论文标题
具有代码表示的学习计划语义:一项实证研究
Learning Program Semantics with Code Representations: An Empirical Study
论文作者
论文摘要
程序语义学习是各种代码智能任务的核心和基础,例如漏洞检测,克隆检测。现有的大量作品提出了多种方法来学习针对不同任务的程序语义,这些作品已经达到了最新的表现。但是,目前,仍然错过了一项关于评估不同任务跨不同计划表示技术的全面和系统的研究。 从这个起点,在本文中,我们进行了一项经验研究,以评估不同的程序表示技术。具体而言,我们将当前主流代码表示技术分为四个类别,即基于特征的,基于序列的,基于树的,基于图的程序和基于图的程序表示技术,并评估其在三个多样的和流行的代码智能任务上的性能,即{code Crance},漏洞检测{code Crance},脆弱性检测,以及在公共发布的公共发布的Benchmark上检测到Clone。我们进一步设计了三个{研究问题(RQS)}并进行全面分析以调查性能。通过广泛的实验结果,我们得出结论,(1)基于图的表示优于这些任务中其他选定的技术。 (2)与基于树和基于图的表示中使用的节点类型信息相比,节点文本信息对于学习程序语义更为重要。 (3)不同的任务要求特定于任务的语义才能实现其最高性能,但是结合了来自不同维度(例如控制依赖性)的各种程序语义,数据依赖性仍然可以产生有希望的结果。
Program semantics learning is the core and fundamental for various code intelligent tasks e.g., vulnerability detection, clone detection. A considerable amount of existing works propose diverse approaches to learn the program semantics for different tasks and these works have achieved state-of-the-art performance. However, currently, a comprehensive and systematic study on evaluating different program representation techniques across diverse tasks is still missed. From this starting point, in this paper, we conduct an empirical study to evaluate different program representation techniques.
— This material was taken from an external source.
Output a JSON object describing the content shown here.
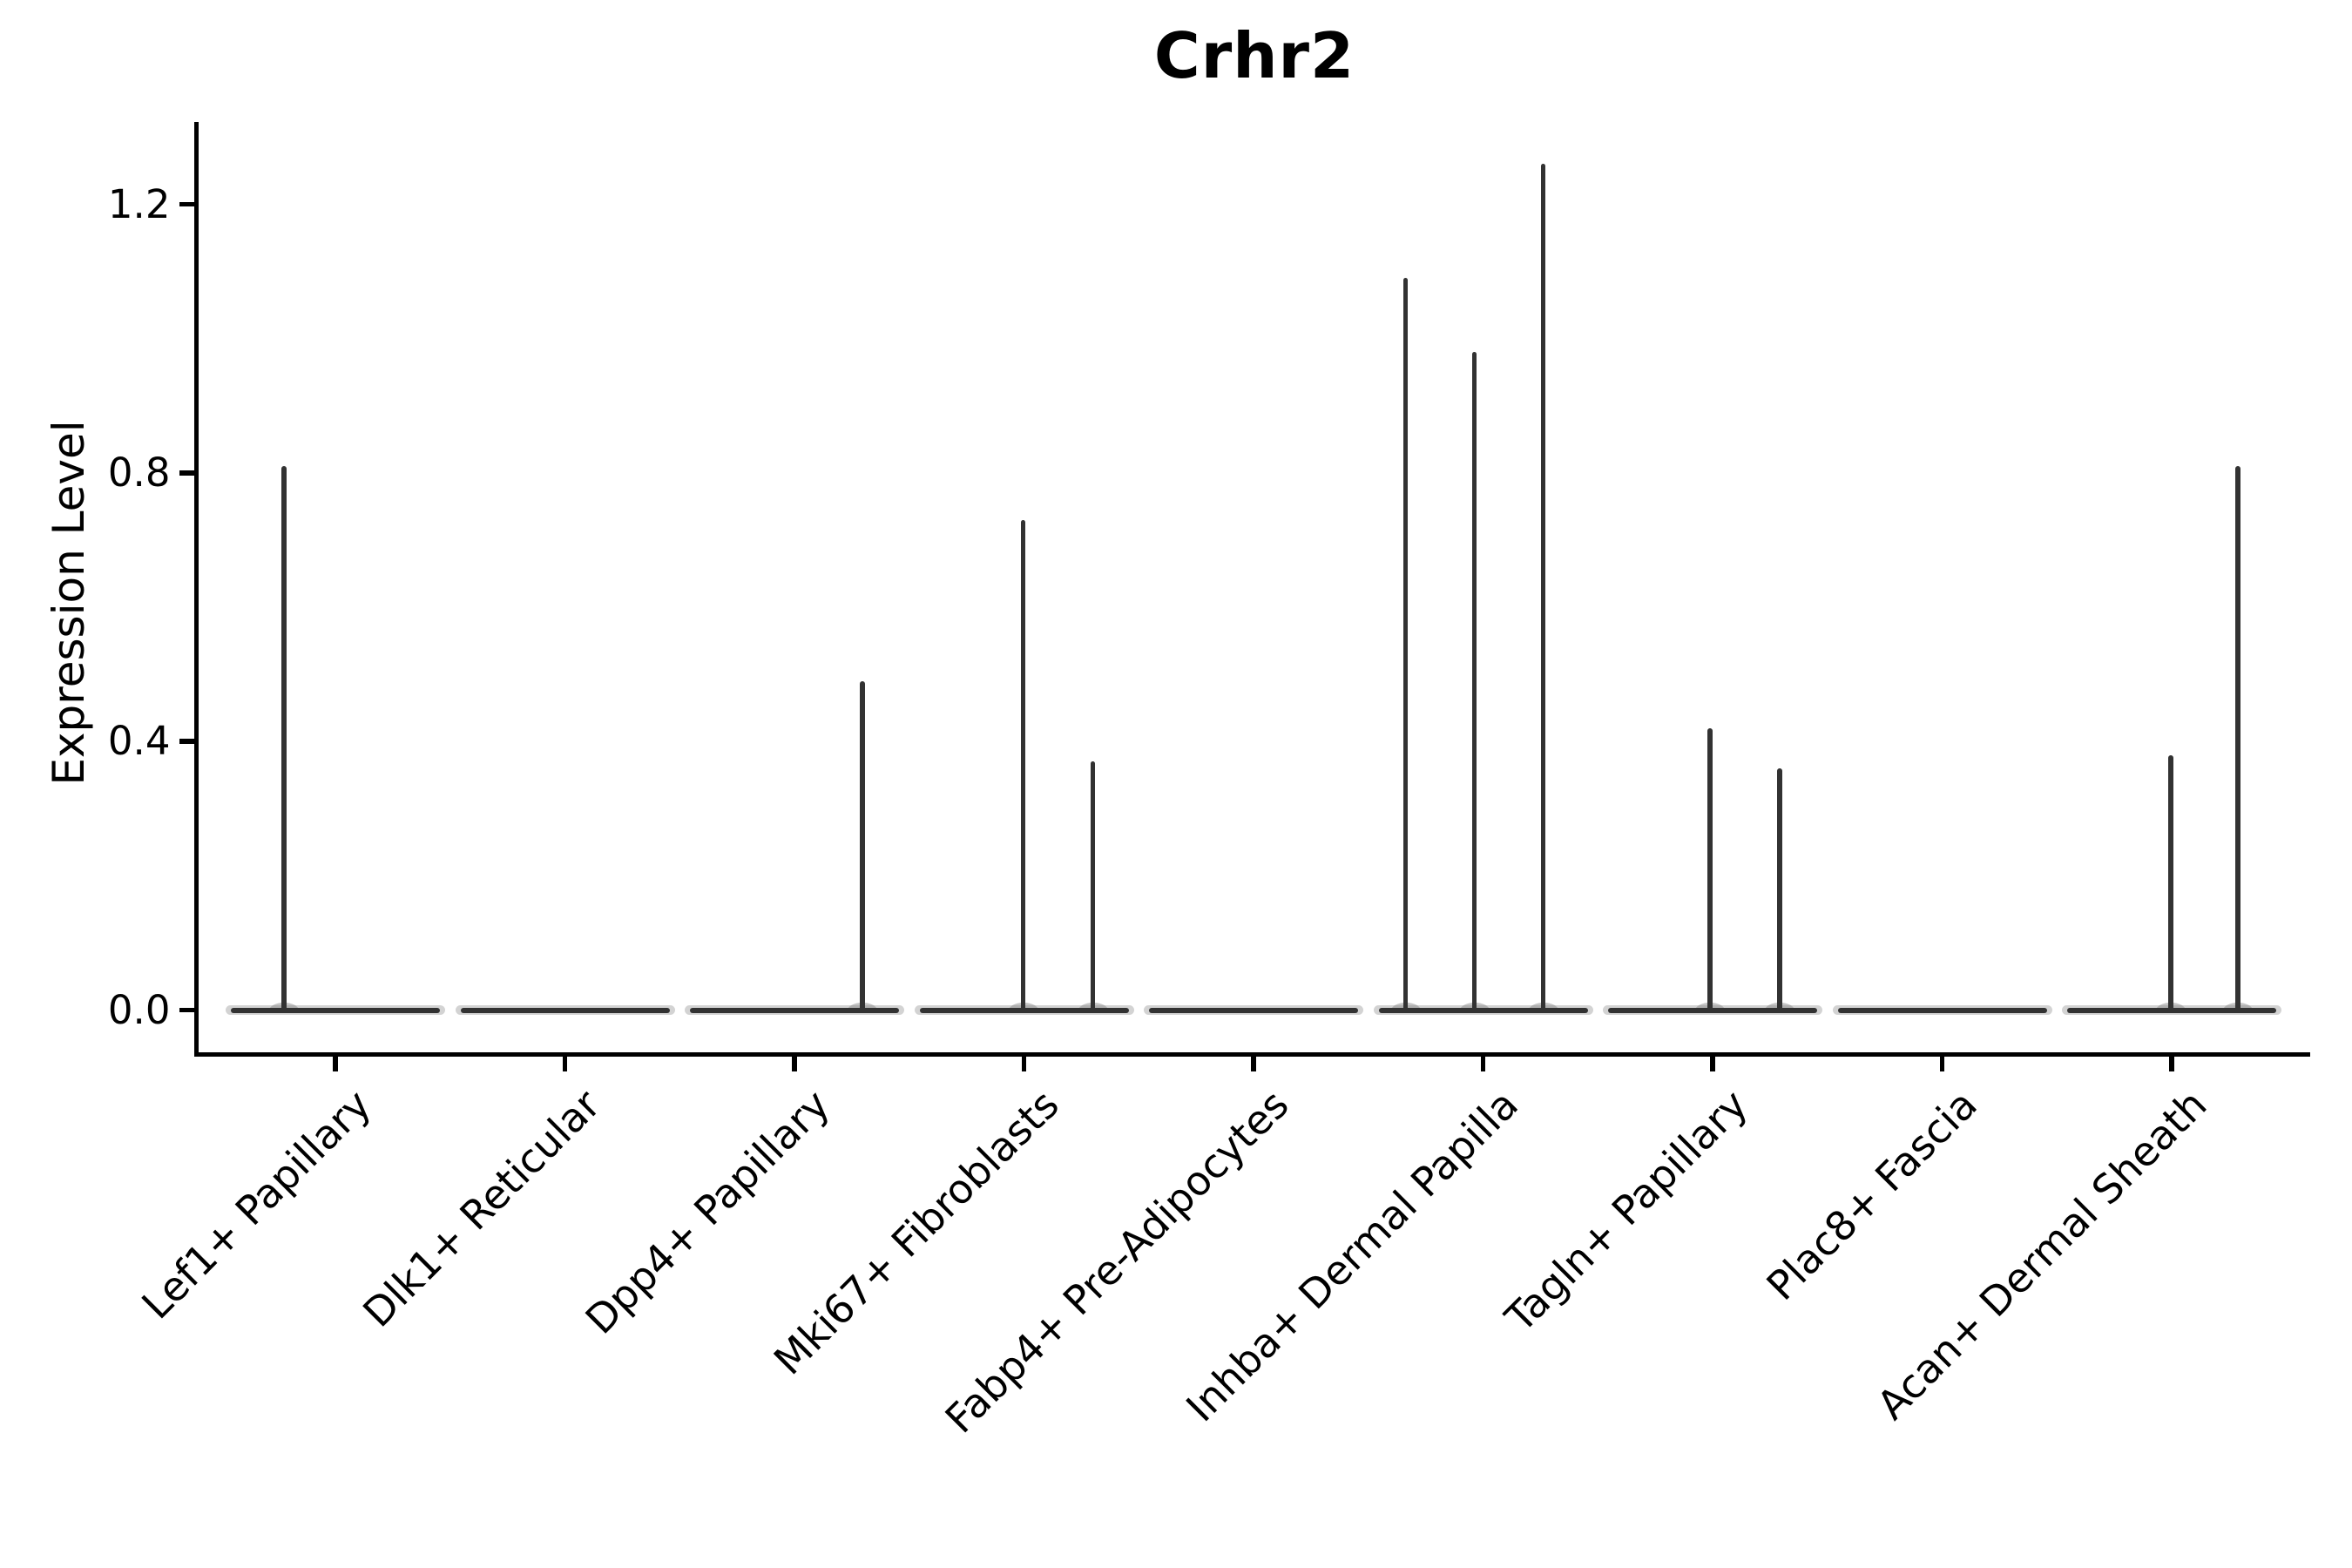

Specifically, we categorize current mainstream code representation techniques into four categories i.e., Feature-based, Sequence-based, Tree-based, and Graph-based program representation technique and evaluate its performance on three diverse and popular code intelligent tasks i.e., {Code Classification}, Vulnerability Detection, and Clone Detection on the public released benchmark. We further design three {research questions (RQs)} and conduct a comprehensive analysis to investigate the performance. By the extensive experimental results, we conclude that (1) The graph-based representation is superior to the other selected techniques across these tasks. (2) Compared with the node type information used in tree-based and graph-based representations, the node textual information is more critical to learning the program semantics. (3) Different tasks require the task-specific semantics to achieve their highest performance, however combining various program semantics from different dimensions such as control dependency, data dependency can still produce promising results.